Logz.io User interface is not accessible
Incident Report for logz.io
Postmortem

At 17:25 UTC, during a puppet module upgrade to one of the puppet modules, a wrongful configuration was applied to the new module. As a result, some critical kubernetes supporting services received the new configuration, restarted and failed to start. This caused some of the kubernetes pods to fail which caused a downtime of the Logz.io front-end application as well as a few other supporting mico-services.

The oncall team immediately escalated the issue across SRE and R&D teams which applied a new configuration and restarted the relevant pods.

At 17:54 UTC, the system was back up.

The issue was caused by a wrongful misconfiguration done by one of the engineers.

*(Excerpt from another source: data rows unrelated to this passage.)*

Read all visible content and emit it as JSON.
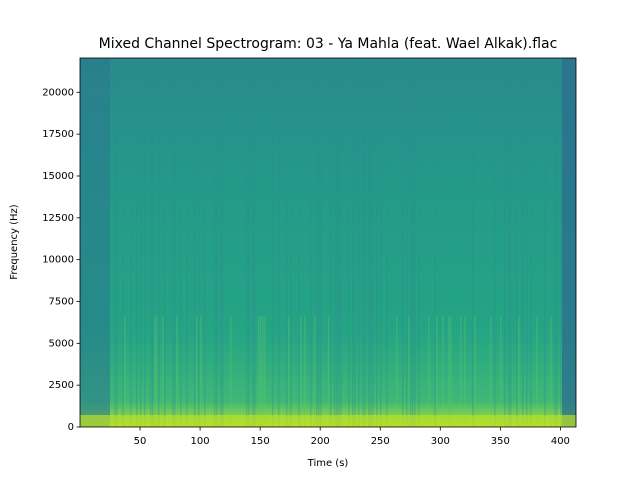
{
  "chart_data": {
    "type": "spectrogram",
    "title": "Mixed Channel Spectrogram: 03 - Ya Mahla (feat. Wael Alkak).flac",
    "xlabel": "Time (s)",
    "ylabel": "Frequency (Hz)",
    "xlim": [
      0,
      413
    ],
    "xticks": [
      50,
      100,
      150,
      200,
      250,
      300,
      350,
      400
    ],
    "ylim": [
      0,
      22050
    ],
    "yticks": [
      0,
      2500,
      5000,
      7500,
      10000,
      12500,
      15000,
      17500,
      20000
    ]
  }
}
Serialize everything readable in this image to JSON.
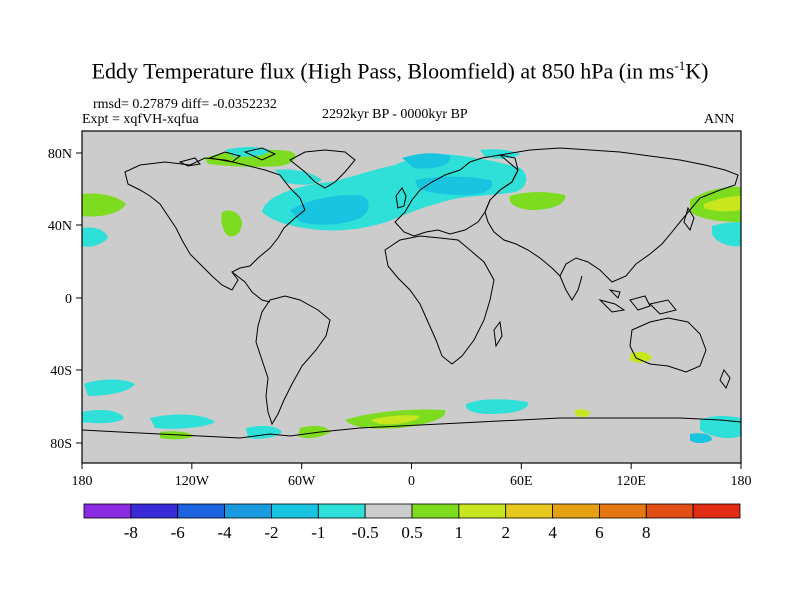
{
  "title": {
    "main": "Eddy Temperature flux (High Pass, Bloomfield) at 850 hPa (in ms",
    "sup": "-1",
    "end": "K)"
  },
  "stats": {
    "rmsd_diff": "rmsd= 0.27879 diff= -0.0352232",
    "expt": "Expt = xqfVH-xqfua",
    "period": "2292kyr BP - 0000kyr BP",
    "season": "ANN"
  },
  "map": {
    "lat_labels": [
      "80N",
      "40N",
      "0",
      "40S",
      "80S"
    ],
    "lon_labels": [
      "180",
      "120W",
      "60W",
      "0",
      "60E",
      "120E",
      "180"
    ],
    "background_color": "#cccccc",
    "coastline_color": "#000000"
  },
  "colorbar": {
    "colors": [
      "#8a2be2",
      "#3a2bd8",
      "#1c64e0",
      "#1a9be0",
      "#19c4e0",
      "#2ee0d8",
      "#cccccc",
      "#7ddc1f",
      "#c8e61e",
      "#e6c81e",
      "#e6a014",
      "#e67814",
      "#e05014",
      "#e02d14"
    ],
    "labels": [
      "-8",
      "-6",
      "-4",
      "-2",
      "-1",
      "-0.5",
      "0.5",
      "1",
      "2",
      "4",
      "6",
      "8"
    ]
  }
}
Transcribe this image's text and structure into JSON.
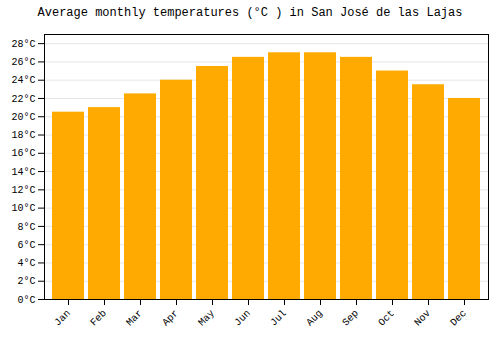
{
  "chart_data": {
    "type": "bar",
    "title": "Average monthly temperatures (°C ) in San José de las Lajas",
    "categories": [
      "Jan",
      "Feb",
      "Mar",
      "Apr",
      "May",
      "Jun",
      "Jul",
      "Aug",
      "Sep",
      "Oct",
      "Nov",
      "Dec"
    ],
    "values": [
      20.5,
      21.0,
      22.5,
      24.0,
      25.5,
      26.5,
      27.0,
      27.0,
      26.5,
      25.0,
      23.5,
      22.0
    ],
    "color": "#FFAA00",
    "ylim": [
      0,
      29
    ],
    "yticks": [
      {
        "value": 0,
        "label": "0°C"
      },
      {
        "value": 2,
        "label": "2°C"
      },
      {
        "value": 4,
        "label": "4°C"
      },
      {
        "value": 6,
        "label": "6°C"
      },
      {
        "value": 8,
        "label": "8°C"
      },
      {
        "value": 10,
        "label": "10°C"
      },
      {
        "value": 12,
        "label": "12°C"
      },
      {
        "value": 14,
        "label": "14°C"
      },
      {
        "value": 16,
        "label": "16°C"
      },
      {
        "value": 18,
        "label": "18°C"
      },
      {
        "value": 20,
        "label": "20°C"
      },
      {
        "value": 22,
        "label": "22°C"
      },
      {
        "value": 24,
        "label": "24°C"
      },
      {
        "value": 26,
        "label": "26°C"
      },
      {
        "value": 28,
        "label": "28°C"
      }
    ],
    "grid": true
  }
}
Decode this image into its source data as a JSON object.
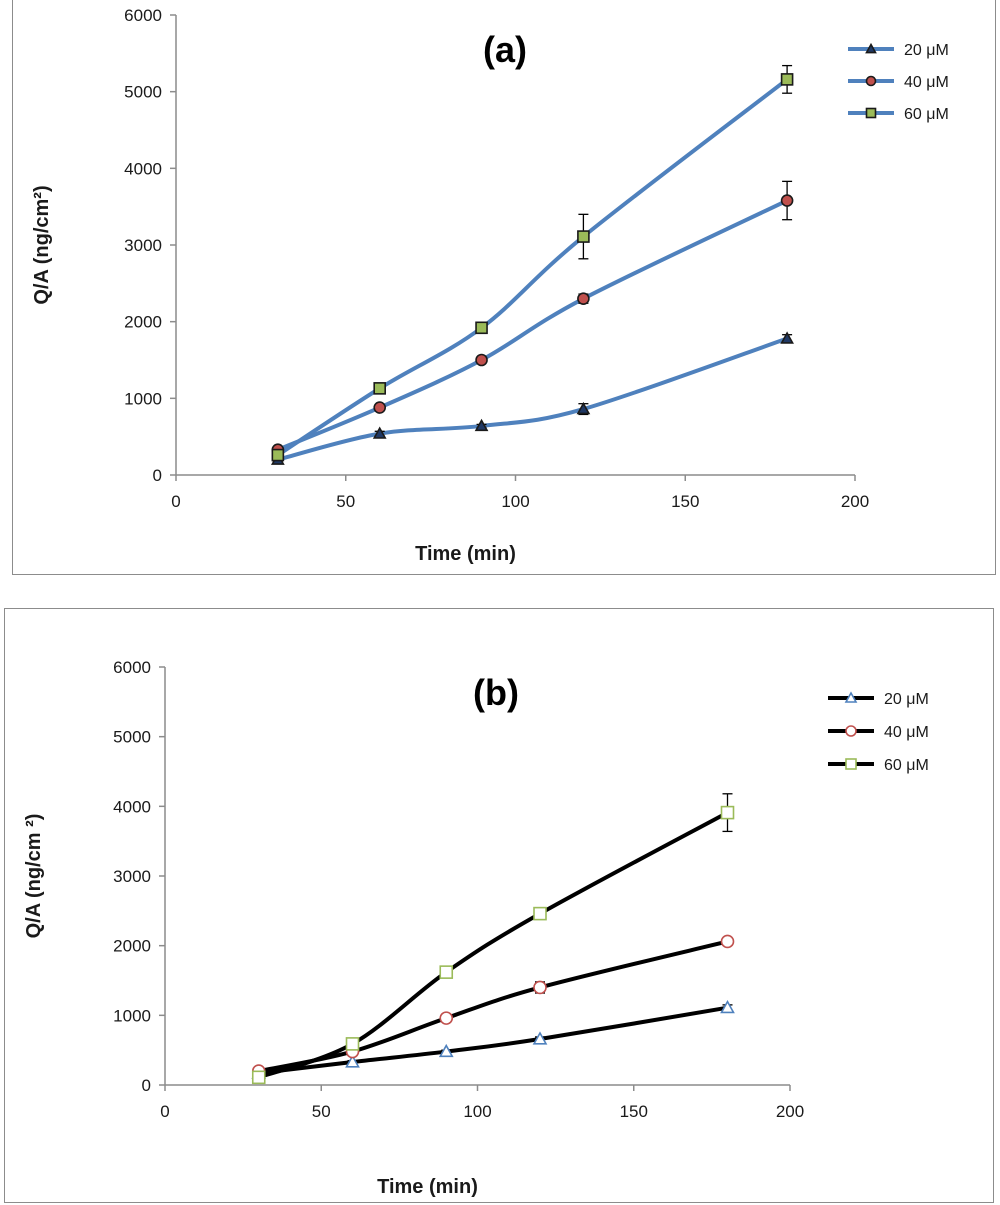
{
  "chart_data": [
    {
      "type": "line",
      "title": "(a)",
      "xlabel": "Time (min)",
      "ylabel": "Q/A (ng/cm²)",
      "xlim": [
        0,
        200
      ],
      "ylim": [
        0,
        6000
      ],
      "xticks": [
        "0",
        "50",
        "100",
        "150",
        "200"
      ],
      "yticks": [
        "0",
        "1000",
        "2000",
        "3000",
        "4000",
        "5000",
        "6000"
      ],
      "x": [
        30,
        60,
        90,
        120,
        180
      ],
      "line_color": "#4f81bd",
      "grid": false,
      "legend_position": "top-right",
      "series": [
        {
          "name": "20 μM",
          "marker": "triangle",
          "marker_fill": "#1f3864",
          "values": [
            200,
            540,
            640,
            860,
            1780
          ],
          "errors": [
            20,
            30,
            20,
            70,
            50
          ]
        },
        {
          "name": "40 μM",
          "marker": "circle",
          "marker_fill": "#c0504d",
          "values": [
            330,
            880,
            1500,
            2300,
            3580
          ],
          "errors": [
            20,
            30,
            20,
            60,
            250
          ]
        },
        {
          "name": "60 μM",
          "marker": "square",
          "marker_fill": "#9bbb59",
          "values": [
            260,
            1130,
            1920,
            3110,
            5160
          ],
          "errors": [
            20,
            30,
            20,
            290,
            180
          ]
        }
      ]
    },
    {
      "type": "line",
      "title": "(b)",
      "xlabel": "Time (min)",
      "ylabel": "Q/A (ng/cm ²)",
      "xlim": [
        0,
        200
      ],
      "ylim": [
        0,
        6000
      ],
      "xticks": [
        "0",
        "50",
        "100",
        "150",
        "200"
      ],
      "yticks": [
        "0",
        "1000",
        "2000",
        "3000",
        "4000",
        "5000",
        "6000"
      ],
      "x": [
        30,
        60,
        90,
        120,
        180
      ],
      "line_color": "#000000",
      "grid": false,
      "legend_position": "top-right",
      "series": [
        {
          "name": "20 μM",
          "marker": "triangle",
          "marker_stroke": "#4f81bd",
          "values": [
            170,
            330,
            480,
            660,
            1110
          ],
          "errors": [
            20,
            20,
            20,
            30,
            40
          ]
        },
        {
          "name": "40 μM",
          "marker": "circle",
          "marker_stroke": "#c0504d",
          "values": [
            200,
            480,
            960,
            1400,
            2060
          ],
          "errors": [
            20,
            20,
            30,
            80,
            40
          ]
        },
        {
          "name": "60 μM",
          "marker": "square",
          "marker_stroke": "#9bbb59",
          "values": [
            110,
            590,
            1620,
            2460,
            3910
          ],
          "errors": [
            20,
            30,
            30,
            40,
            270
          ]
        }
      ]
    }
  ]
}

The wrong configuration was performed in one of the puppet modules which led to a series of events which resulted in losing several Kubernetes pods

Immediate - A stricter pull request is applied immediately to all puppet configurations - Increase the availability level of several critical services such as etcd and others - Roll out docker changes slower in a small environment

Longer term

  • Improve monitoring across the different components to discover health issues earlier
  • Make changes to the relevant staging environment to make sure it completely aligned with production environment so these issues can be discovered earlier in the process.
Posted Dec 09, 2017 - 20:15 IST

Resolved
All components are fully functional. No logs have been lost
Posted Dec 06, 2017 - 20:05 IST
Monitoring
We've applied a fix and the UI is now accessible.
We're still monitoring the system to make sure everything is functioning as expected
Posted Dec 06, 2017 - 19:54 IST
Identified
The issue has been identified and we're applying a fix.
Posted Dec 06, 2017 - 19:41 IST
Update
We're still investigating an issue with the Logz.io user interface which is not accessible. We expect this problem to be resolved shortly.
Posted Dec 06, 2017 - 19:34 IST
Investigating
We are currently investigating an issue in the presentation layer (Kibana). Logs are being processed correctly. We will update as soon as possible.
Posted Dec 06, 2017 - 19:29 IST